Find support for both of you.

There is so much support out there in the world of autism – therapists, psychologists, classes, social groups…it's wonderful to be able to access this support to assist you in navigating through the complex world of autism.

Finding the right therapists and places that are a good fit for your child are crucial but what is equally important is to find the ones that bring a good vibe for you as a parent too.

We were given the name of a highly recommended Behavioural therapist once and were lucky enough to be given a cancellation spot. But right from the moment we met there was something off, my daughter responded quite well to her but I couldn’t shake the feeling that it wasn’t a good fit. I trusted my gut and we looked elsewhere. We now have an Occupational therapist and Behaviour psychologist that my daughter feels comfortable and safe with but that I feel relaxed sharing the ups and downs of the journey with. More often than not I leave the appointments feeling like I too had a therapy session, I feel heard and supported which is everything in a somewhat isolating and lonely journey.

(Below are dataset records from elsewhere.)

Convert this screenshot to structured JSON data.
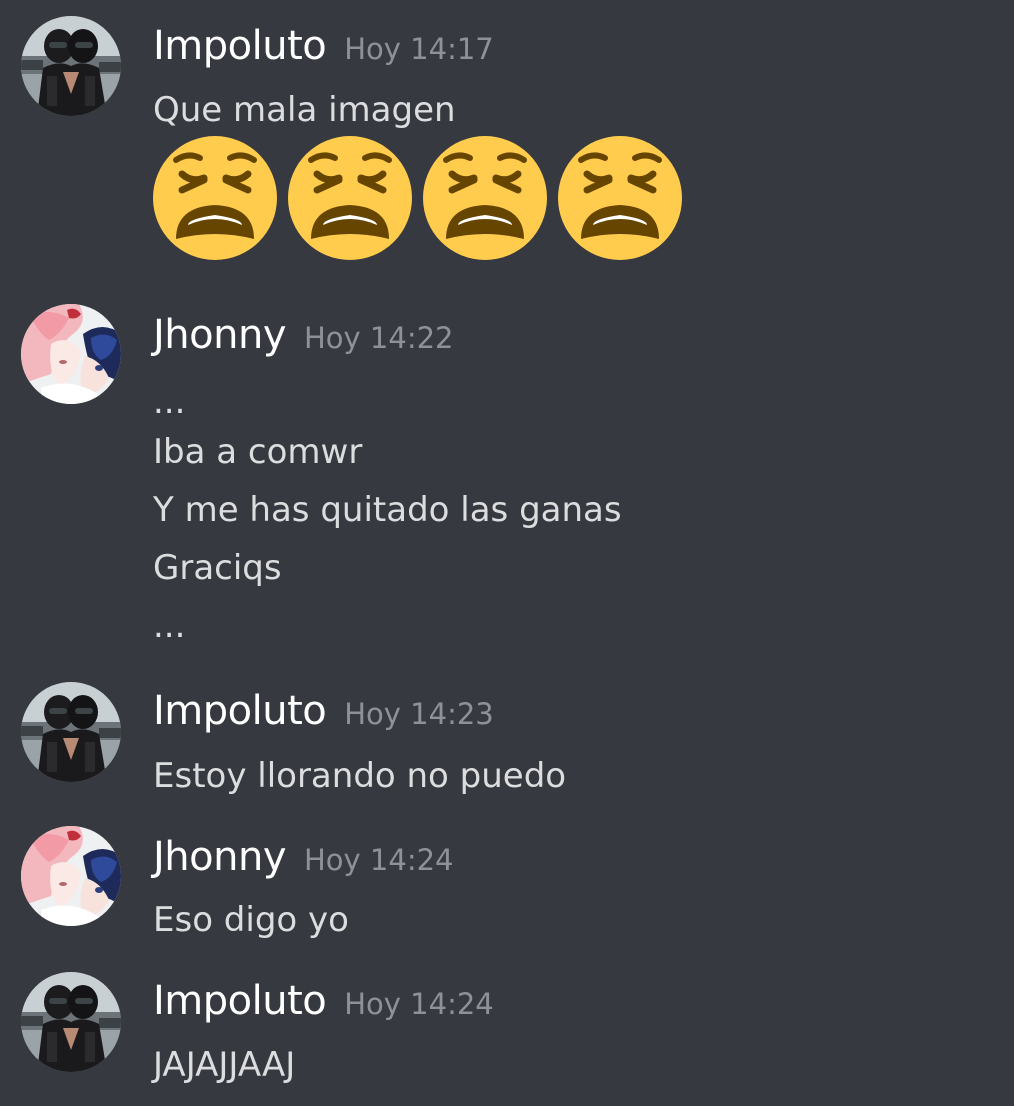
{
  "messages": [
    {
      "author": "Impoluto",
      "timestamp": "Hoy 14:17",
      "avatar": "biker-couple-avatar",
      "lines": [
        "Que mala imagen"
      ],
      "emojis": [
        "weary-face-icon",
        "weary-face-icon",
        "weary-face-icon",
        "weary-face-icon"
      ]
    },
    {
      "author": "Jhonny",
      "timestamp": "Hoy 14:22",
      "avatar": "anime-couple-avatar",
      "lines": [
        "...",
        "Iba a comwr",
        "Y me has quitado las ganas",
        "Graciqs",
        "..."
      ]
    },
    {
      "author": "Impoluto",
      "timestamp": "Hoy 14:23",
      "avatar": "biker-couple-avatar",
      "lines": [
        "Estoy llorando no puedo"
      ]
    },
    {
      "author": "Jhonny",
      "timestamp": "Hoy 14:24",
      "avatar": "anime-couple-avatar",
      "lines": [
        "Eso digo yo"
      ]
    },
    {
      "author": "Impoluto",
      "timestamp": "Hoy 14:24",
      "avatar": "biker-couple-avatar",
      "lines": [
        "JAJAJJAAJ"
      ]
    }
  ],
  "colors": {
    "background": "#36393f",
    "username": "#ffffff",
    "timestamp": "#8e9297",
    "message_text": "#dcddde",
    "emoji_face": "#ffcc4d",
    "emoji_features": "#664500"
  }
}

It's ok to recognise that it is hard.

Yes I love my daughter and her unique autistic brain. I find joy and happiness in the journey and celebrate all of the little milestones along the way; I wouldn’t change her and all that jazz.

But! It is hard, so very hard and it’s only lately that I have been admitting this a lot more openly. Reality is I wish she didn’t have so many challenges to navigate through, I wish she was able to cope better, I wish she didn’t have so many intense meltdowns and that I didn’t have the feeling that I was walking on eggshells day in and day out. These are normal feelings, they are aloud and they need to be recognised and respected.

Some weeks are harder than others and sometimes you need to reach out and seek help to deal with the tests that autism brings to the family dynamic. You love your child immensely but you're allowed to find them challenging and their diagnosis hard, it doesn’t mean you love them any less. It just means you need to pay attention to your thoughts and feelings and find ways to cope during these more difficult stages.

You will become an advocate

You will be your child’s biggest supporter, their teacher and their safe place. You will learn to not shy away from admitting your child is autistic but advocate and educate others.

In the early days I used to make allowances for my daughter without even knowing ‘Oh she is a bit tired’ hence the behaviour. I learnt that people didn’t understand and it made me feel less alone just fitting into the norm.

But I have realised that people do need to understand and how are they ever going to be educated on autism if we continue to shy away from talking about it. I’m not ashamed of it, I never have been so why should I hold back from talking about it. Today I very much explain why my daughter does particular things or acts a certain way because it’s the reality; Her brain is wired differently so of course behaviours will be unique to her. That is autism.